Nor did he limit himself to his library. One review of “The Diaries of A.L. Rowse” notes that “Into his diaries he seems to have poured the bile and vituperation of a successful man unable to cope with the ordinary disappointments of life.”

But getting back to his book jottings, to those of us who limit our annotations to stars of approval or a simple “disagree,” the range and heat of his malice and spite inspires awe and if not approval, at least admiration.

Most of Rowse’s spleen was vented at writers. In a biography of H.G. Wells, who teased him about his homosexuality, Rowse wrote: “He was kind enough to send me his books inscribed. I sold them.” Gore Vidal was a “snob”, “bore” and “very superior gossip columnist mitigated by some good perceptions.” Evelyn Waugh’s “Brideshead Revisited” has “nonsense”, “aristo” and “snob” in the margin. As for Waugh, Rowse gloated: “He was my age. He is dead. A drunk.”

Rowse hated poets in particular. Stephen Spender had “no gift but tries so hard ? literary ambition the real moving spirit.” Robert Lowell was an “egotistic Puritan ass.” Under a photo of Allen Ginsburg wearing dungarees, he wrote, “Bad poet, fatuous dress.”

Even historical figures weren’t safe from his scabrous pencilings. “Helen of Troy was a silly bitch,” he wrote in “The Oxford Book of Greek Verse.”

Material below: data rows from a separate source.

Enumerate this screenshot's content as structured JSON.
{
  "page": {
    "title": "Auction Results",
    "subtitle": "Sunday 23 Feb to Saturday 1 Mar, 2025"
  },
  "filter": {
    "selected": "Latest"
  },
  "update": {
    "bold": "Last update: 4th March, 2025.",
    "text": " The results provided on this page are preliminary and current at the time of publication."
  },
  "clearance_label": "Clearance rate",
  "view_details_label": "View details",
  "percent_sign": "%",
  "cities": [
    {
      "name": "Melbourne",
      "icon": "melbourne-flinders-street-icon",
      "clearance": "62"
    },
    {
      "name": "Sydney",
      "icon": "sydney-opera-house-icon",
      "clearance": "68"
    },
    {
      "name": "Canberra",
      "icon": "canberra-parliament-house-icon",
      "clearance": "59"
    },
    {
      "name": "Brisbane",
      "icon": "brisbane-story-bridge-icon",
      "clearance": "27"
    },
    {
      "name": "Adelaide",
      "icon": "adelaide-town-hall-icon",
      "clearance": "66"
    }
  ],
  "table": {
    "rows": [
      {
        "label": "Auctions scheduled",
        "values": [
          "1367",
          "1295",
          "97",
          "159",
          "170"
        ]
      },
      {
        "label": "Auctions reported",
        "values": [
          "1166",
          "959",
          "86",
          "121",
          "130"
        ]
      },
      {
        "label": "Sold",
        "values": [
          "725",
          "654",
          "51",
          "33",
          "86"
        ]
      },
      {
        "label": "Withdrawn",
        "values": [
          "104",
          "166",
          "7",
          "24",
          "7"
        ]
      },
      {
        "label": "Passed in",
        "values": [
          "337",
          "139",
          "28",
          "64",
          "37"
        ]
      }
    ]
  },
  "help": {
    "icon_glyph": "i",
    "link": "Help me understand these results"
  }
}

Not surprisingly, Rowse was incapable of hiding his opinions of others. Although recognized as a genius who deserved a knighthood, a hint as to why he never received one could be found in his copy of Royal Houses Illustrated. Below his notation of “the hideous vulgarity of Sandringham,” could be found another note: “I wasn’t forgiven for saying that.”